Tuesday, April 9, 2013

Conference Weekend!

This weekend was amazing! 
I got to meet Whitley Weeks for the first time. She is our new little grand-baby girl! She is soo stinkin' cute. LOVE HER! 

 Whitley Anne Weeks and Grandma Jennie
 So majestic...like a lion on the savannah...

 Our last session of conference...he slept first...woke up...then I slept.


Tuesday, April 2, 2013

Overcoming the weak...

So I have always considered myself a strong person. As in, I can lift a lot and carry more than I should and so on, but when it comes to inner strength, I am super weak. 
Weak-minded, weak-willed, weak-hearted.  
I think the best way to improve on the weakness is to practice being 
strong-minded, strong-willed and strong-hearted.

From my previous post, you saw that I was doing my own personal 30-day challenge. I have started out pretty weak. I had a good breakfast...yesterday.  Today, starting now, I will not cheat in my nutrition. I will not miss my workouts at Crossfit and I will en devour to endure, nay, thrive in this challenge. 

As my trainer would say..."It's all in your mind"

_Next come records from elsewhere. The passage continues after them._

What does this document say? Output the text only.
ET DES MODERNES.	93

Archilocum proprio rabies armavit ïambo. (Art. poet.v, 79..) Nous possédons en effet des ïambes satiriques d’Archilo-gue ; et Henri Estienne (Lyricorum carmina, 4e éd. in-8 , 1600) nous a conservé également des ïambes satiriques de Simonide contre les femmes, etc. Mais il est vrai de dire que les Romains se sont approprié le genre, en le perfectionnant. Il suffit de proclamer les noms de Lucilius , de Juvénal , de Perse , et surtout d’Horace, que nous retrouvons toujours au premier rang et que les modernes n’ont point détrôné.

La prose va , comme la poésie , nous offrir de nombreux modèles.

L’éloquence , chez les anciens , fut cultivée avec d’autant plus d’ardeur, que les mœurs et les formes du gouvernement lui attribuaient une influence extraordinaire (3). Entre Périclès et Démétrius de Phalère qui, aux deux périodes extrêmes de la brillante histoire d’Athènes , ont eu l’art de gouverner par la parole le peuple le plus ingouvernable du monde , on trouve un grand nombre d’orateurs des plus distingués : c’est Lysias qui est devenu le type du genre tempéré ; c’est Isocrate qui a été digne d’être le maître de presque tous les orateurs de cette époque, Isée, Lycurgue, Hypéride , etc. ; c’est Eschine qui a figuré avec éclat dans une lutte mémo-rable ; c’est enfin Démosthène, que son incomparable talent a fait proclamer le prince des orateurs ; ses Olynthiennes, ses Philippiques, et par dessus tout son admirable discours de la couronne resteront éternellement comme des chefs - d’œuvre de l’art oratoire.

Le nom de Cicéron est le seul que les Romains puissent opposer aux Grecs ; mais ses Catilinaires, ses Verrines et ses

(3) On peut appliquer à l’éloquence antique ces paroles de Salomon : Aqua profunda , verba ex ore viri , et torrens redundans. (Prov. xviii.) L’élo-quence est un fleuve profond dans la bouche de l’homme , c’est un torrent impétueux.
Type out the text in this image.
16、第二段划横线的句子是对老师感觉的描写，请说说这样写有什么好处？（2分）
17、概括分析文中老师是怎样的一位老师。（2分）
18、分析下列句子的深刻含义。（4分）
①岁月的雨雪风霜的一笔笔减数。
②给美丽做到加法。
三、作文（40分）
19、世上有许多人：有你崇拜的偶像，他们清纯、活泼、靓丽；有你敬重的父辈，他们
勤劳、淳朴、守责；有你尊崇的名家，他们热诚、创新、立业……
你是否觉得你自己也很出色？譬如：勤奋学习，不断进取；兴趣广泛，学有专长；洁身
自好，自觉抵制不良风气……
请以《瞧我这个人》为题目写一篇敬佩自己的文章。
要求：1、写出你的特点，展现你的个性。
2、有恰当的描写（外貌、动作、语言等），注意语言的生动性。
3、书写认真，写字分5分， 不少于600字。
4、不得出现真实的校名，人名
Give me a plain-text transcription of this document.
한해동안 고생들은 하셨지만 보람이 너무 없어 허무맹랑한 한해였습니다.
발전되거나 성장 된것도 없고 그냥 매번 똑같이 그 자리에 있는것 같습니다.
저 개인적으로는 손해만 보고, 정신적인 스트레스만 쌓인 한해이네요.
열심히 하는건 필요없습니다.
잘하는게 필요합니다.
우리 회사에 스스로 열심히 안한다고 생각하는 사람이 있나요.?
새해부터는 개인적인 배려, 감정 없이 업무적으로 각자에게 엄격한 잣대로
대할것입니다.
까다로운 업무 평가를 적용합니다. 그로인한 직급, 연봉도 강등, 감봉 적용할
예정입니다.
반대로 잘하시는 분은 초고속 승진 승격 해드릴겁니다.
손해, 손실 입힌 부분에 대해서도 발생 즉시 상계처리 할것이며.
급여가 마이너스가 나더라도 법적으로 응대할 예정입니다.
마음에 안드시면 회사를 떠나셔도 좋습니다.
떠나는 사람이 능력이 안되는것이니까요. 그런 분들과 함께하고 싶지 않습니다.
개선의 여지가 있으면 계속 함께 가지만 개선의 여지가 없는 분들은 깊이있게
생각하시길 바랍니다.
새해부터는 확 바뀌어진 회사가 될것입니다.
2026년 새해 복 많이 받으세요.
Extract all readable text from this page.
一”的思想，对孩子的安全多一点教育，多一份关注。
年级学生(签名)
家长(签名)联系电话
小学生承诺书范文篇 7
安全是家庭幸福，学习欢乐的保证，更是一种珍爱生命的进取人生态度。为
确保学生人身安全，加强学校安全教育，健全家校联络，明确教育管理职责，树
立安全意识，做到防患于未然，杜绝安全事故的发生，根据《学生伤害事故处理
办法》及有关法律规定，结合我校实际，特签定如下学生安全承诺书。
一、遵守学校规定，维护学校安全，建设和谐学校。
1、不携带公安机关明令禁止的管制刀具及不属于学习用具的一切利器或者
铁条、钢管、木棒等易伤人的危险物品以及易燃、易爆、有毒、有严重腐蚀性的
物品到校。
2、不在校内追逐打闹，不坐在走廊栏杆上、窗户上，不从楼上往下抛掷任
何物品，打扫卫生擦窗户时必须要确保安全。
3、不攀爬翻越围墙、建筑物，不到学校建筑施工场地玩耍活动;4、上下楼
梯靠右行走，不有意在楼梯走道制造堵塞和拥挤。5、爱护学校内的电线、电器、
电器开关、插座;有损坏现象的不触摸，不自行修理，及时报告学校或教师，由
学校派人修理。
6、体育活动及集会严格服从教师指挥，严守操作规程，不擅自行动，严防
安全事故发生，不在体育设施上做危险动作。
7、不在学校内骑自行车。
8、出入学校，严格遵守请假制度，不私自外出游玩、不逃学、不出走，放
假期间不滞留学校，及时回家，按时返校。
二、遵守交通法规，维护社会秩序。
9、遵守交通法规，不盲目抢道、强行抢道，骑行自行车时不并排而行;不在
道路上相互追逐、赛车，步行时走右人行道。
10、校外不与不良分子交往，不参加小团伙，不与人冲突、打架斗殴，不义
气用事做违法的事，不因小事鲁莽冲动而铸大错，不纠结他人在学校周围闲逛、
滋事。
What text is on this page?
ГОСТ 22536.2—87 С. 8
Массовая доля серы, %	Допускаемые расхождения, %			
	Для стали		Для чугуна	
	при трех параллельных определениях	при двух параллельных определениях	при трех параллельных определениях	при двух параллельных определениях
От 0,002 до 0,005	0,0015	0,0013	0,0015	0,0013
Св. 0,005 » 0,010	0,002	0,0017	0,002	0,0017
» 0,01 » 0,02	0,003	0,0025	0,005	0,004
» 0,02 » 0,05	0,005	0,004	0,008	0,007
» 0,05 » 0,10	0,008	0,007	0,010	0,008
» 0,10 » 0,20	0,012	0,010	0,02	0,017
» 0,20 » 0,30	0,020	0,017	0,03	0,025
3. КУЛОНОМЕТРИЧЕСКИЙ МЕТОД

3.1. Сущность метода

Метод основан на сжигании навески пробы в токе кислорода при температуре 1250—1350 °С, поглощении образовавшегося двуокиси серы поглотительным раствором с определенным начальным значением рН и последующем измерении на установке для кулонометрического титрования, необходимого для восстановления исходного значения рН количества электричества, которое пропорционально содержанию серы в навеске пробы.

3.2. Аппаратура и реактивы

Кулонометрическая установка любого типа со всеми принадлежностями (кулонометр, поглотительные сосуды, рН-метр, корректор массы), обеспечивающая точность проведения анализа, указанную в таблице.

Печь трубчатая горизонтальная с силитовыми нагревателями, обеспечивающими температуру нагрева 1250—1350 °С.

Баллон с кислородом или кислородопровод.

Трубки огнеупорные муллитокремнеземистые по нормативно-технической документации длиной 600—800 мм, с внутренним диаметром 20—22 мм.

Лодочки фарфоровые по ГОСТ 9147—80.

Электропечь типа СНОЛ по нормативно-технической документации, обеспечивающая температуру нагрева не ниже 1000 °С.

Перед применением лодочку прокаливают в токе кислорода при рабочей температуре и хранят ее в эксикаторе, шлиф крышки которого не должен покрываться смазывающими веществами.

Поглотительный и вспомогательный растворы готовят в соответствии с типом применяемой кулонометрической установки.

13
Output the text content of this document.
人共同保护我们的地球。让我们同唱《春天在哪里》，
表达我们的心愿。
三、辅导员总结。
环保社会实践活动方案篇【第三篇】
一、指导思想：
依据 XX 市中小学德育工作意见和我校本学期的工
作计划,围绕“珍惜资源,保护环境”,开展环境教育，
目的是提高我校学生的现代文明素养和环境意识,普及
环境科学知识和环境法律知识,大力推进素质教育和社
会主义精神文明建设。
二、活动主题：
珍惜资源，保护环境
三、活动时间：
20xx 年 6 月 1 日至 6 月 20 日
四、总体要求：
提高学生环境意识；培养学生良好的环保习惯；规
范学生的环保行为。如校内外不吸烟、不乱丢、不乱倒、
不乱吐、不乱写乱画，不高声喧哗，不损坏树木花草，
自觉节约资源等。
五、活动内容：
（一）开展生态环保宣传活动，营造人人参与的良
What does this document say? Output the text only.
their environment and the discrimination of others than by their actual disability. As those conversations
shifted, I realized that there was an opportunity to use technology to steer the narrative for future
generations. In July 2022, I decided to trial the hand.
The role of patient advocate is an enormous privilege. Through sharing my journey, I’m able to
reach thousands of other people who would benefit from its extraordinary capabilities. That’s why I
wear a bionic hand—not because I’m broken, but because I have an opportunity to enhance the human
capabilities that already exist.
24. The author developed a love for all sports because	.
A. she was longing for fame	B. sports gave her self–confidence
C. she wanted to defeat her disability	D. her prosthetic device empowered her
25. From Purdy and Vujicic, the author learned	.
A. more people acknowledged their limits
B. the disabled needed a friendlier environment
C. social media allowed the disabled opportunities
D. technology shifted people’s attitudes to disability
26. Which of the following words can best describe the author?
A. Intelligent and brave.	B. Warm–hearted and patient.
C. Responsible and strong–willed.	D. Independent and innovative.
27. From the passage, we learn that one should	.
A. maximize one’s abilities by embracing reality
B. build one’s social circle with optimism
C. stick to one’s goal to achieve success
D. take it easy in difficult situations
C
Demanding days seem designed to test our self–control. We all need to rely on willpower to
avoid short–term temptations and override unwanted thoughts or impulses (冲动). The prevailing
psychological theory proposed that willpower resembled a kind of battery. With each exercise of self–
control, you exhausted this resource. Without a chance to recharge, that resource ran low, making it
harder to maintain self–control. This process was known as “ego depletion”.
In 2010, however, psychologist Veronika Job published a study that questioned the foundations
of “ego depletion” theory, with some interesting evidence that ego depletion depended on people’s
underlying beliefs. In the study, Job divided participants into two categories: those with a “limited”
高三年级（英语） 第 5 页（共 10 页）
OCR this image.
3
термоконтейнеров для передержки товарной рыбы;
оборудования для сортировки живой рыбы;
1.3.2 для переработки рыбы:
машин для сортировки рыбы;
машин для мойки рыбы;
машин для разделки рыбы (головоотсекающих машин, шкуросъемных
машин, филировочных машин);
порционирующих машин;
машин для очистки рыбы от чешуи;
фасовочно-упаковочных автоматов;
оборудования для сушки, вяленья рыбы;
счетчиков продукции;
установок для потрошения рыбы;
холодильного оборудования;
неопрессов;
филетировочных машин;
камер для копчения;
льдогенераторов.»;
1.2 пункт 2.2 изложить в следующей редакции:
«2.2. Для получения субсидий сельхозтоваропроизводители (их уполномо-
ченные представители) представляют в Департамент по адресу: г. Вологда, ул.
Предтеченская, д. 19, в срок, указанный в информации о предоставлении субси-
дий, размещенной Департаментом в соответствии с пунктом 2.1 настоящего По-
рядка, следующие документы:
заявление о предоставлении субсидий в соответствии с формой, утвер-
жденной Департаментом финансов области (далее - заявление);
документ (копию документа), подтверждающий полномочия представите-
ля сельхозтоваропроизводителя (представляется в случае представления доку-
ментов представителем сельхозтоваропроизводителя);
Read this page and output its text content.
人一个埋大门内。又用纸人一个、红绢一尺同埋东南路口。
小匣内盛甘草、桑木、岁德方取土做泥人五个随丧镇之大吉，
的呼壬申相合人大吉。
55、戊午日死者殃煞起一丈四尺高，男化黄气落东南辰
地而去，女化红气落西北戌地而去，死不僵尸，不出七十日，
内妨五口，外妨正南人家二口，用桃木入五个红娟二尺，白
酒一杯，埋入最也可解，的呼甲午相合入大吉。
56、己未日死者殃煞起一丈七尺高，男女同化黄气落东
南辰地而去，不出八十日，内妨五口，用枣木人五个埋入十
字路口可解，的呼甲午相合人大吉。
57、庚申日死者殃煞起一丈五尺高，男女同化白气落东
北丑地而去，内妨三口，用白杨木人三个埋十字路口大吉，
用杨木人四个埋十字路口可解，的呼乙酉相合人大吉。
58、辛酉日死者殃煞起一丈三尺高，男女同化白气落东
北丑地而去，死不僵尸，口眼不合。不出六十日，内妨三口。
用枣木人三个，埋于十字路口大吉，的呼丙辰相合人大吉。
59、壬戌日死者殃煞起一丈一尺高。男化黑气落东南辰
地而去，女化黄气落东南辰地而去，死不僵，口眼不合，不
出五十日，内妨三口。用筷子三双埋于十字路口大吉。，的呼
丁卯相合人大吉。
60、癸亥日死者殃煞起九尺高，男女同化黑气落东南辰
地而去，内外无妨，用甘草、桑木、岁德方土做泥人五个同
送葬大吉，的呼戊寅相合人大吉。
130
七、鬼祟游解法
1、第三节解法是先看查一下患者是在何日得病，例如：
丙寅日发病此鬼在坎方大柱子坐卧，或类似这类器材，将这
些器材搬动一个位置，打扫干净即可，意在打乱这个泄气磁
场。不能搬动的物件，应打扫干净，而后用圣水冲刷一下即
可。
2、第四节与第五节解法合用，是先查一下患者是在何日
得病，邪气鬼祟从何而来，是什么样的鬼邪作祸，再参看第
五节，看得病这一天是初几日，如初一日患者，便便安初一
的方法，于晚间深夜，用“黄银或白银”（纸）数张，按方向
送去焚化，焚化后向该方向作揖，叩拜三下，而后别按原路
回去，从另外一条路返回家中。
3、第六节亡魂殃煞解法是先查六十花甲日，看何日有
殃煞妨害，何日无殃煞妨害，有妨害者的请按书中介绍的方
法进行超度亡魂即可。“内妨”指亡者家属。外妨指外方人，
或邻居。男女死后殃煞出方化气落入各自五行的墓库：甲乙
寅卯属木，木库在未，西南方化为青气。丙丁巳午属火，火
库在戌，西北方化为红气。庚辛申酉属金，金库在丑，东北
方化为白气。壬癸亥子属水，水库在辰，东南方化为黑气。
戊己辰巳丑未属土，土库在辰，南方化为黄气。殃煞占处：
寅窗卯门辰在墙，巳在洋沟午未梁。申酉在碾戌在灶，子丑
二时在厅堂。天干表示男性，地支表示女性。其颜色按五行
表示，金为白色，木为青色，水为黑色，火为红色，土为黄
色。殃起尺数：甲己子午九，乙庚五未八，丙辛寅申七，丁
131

One valuable aspect of this challenge that I am missing the boat is meditation. I know its important for our mental and physical make-up. So I vow to add a ten minute meditation into each day. 




Now to find the perfect meditation spot.... :)

Thursday, March 28, 2013

Nutrition Challenge


Recently, at my gym, we completed a 9 week nutrition challenge. The goal: follow a meal plan/diet for 9 weeks, set a goal for how often to attend the gym, and set a fitness goal you would like to accomplish. 


I chose the Zone Diet. I made the condition that I could eat out once every two weeks and that I would go to the gym 4 days a week. 

I set a goal of completing the beginning workout which was 10-30-50 pullups, situps and lunges for time, three minutes faster than intially. 

My results: 

22 lbs lost
18 inches lost
nutrition goal, kept
gym attendance, done
and my final workout: 
30 seconds faster, but in the first workout, my "50" lunges were cut to 30 because I was struggling so much. The final workout I did 50 lunges 30 seconds faster!

Because this was a gym-wide challenge, there was quite a bit of money in the pot. Though I didn't win, I did find out that I was one of six finalists. Made. My. Day. 

I just want you all to know that I am starting my own 30 day challenge. I am sticking with the Zone Diet. I am attending the gym three days a week, and my milestone workout will be  10 rounds of 200 Meter Run, 5 Overhead squats (45#), and 5 Wall Walks.  

If you want to know my workouts, checkout CrossfitSouthtown.com.  I am telling you, this stuff is fun! Also, a big shout out to the owner/trainer of Crossfit Southtown for always being so supportive: Thanks, Shellece!

Monday, March 25, 2013

His Grace is all the difference.

Last week in Young Women's, our class learned about Grace. The teacher shared this talk by Brad Wilcox, who so clearly put into perspective the principle of Grace. How grateful I am to the Lord for His pure love and for his wanting me to do good and to choose to change to become more like Him. I love the Lord and hope to one day, return to live with Him.